# Meat saw/ grinder combo?



## rhbama3 (Sep 24, 2008)

Hi Guys!
 Do any of you have an all in one like this one from harbor freight? if so, how do you like it?
http://www.harborfreight.com/cpi/ctaf/Displayitem.taf?itemnumber=45006


----------



## holton27596 (Oct 2, 2008)

Ive seen this but not used it. I have "used" thier electric grinders. Thier strongest  did not last an hour with me. I since bought a cabelas grinder, and it is a workhorse. i would like to have an electric saw though.


----------



## MOTS (Oct 2, 2008)

My father in law had one, he wasn't to impressed with it. Seems like I remember him saying the blade always jumped off and it was tough cleaning. He bought it on one of those mobile tool trucks from Homier. It looked just like the one you posted.


----------



## rhbama3 (Oct 2, 2008)

MOTS said:


> My father in law had one, he wasn't to impressed with it. Seems like I remember him saying the blade always jumped off and it was tough cleaning. He bought it on one of those mobile tool trucks from Homier. It looked just like the one you posted.

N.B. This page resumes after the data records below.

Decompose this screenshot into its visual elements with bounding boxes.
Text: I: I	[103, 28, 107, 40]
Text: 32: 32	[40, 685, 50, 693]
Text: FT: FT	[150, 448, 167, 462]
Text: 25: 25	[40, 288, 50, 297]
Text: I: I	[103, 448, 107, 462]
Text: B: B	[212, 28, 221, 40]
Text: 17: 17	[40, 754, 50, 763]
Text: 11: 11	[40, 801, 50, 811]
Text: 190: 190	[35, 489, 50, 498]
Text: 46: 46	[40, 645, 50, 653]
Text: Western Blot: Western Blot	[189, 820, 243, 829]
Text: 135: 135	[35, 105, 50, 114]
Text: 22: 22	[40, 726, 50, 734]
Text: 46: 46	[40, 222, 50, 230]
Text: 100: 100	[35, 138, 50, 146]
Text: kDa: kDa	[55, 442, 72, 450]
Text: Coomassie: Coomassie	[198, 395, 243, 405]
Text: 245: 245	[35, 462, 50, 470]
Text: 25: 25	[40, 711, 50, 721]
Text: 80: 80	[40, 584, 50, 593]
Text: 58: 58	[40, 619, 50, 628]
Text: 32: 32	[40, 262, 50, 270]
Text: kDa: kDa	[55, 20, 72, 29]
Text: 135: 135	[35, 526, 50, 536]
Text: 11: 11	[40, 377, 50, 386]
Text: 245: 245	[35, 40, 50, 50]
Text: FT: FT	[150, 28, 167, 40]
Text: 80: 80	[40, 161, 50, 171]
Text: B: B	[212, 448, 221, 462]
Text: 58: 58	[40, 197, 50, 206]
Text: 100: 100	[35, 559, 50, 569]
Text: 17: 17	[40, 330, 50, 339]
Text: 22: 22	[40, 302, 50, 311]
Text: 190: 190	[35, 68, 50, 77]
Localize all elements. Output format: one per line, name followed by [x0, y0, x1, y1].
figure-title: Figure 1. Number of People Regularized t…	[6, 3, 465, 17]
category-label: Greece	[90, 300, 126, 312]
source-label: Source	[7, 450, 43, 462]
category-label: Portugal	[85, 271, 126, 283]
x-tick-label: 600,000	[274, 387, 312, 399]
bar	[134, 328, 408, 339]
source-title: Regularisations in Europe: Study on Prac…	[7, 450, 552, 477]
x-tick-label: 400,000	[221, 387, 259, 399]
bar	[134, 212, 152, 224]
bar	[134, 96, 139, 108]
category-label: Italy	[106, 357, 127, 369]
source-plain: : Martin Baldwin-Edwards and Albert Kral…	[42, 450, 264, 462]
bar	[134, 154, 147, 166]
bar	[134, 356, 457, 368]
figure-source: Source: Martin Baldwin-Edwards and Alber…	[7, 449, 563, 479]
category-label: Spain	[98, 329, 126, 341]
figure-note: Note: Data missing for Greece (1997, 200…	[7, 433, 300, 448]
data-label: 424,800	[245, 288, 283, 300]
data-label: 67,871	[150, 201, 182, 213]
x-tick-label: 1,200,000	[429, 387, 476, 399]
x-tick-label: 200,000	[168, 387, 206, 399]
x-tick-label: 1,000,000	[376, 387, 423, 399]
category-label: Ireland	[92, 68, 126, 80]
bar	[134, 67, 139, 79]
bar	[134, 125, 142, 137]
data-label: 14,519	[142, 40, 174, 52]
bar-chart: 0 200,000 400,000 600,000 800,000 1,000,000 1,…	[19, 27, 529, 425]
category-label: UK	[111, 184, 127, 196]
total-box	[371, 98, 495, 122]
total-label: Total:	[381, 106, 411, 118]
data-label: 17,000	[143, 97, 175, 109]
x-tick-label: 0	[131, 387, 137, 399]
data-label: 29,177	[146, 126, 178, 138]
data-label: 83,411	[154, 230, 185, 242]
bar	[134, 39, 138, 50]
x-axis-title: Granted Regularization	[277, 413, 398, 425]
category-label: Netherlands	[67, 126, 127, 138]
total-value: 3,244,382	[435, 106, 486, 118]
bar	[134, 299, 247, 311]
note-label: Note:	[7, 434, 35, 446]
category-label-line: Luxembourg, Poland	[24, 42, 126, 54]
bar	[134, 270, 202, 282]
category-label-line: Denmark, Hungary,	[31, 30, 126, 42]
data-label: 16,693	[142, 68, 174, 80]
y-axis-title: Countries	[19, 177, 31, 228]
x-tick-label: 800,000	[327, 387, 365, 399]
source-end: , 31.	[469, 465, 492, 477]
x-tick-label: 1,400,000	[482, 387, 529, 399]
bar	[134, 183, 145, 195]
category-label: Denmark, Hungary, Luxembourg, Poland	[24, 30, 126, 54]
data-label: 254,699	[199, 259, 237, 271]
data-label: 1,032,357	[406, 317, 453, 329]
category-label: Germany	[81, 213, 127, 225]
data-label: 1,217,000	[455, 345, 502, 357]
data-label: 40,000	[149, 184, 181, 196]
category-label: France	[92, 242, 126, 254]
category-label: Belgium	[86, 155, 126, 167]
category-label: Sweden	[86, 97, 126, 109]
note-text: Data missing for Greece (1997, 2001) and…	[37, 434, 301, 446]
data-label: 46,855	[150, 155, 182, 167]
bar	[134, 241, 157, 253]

That's exactly the one i'm asking about. Homier's should be hitting this area soon and i was seriously considering getting one. thanks for the response.


----------



## rutandstrut (Oct 4, 2008)

We bought one that we keep under our cleaning Shed. The Saw works great for cutting off legs, cutting your own steaks or deer chops. The saw works better for this if the meat is frozen prior to sawing. It was a little hard finding a new blade for it as it is not a standard size. If the Blade is installed and adjusted (right amount of tension, it seems to track very well). Grinder works well as long as you cut the meat into chunks and then don't try to force it or rush it. We grind the meat and the fat separate, then mix them in a Plastic Tub by hand after adding the spices. If we are making cased susage we will run it through again into the cases using a sausage tube.


----------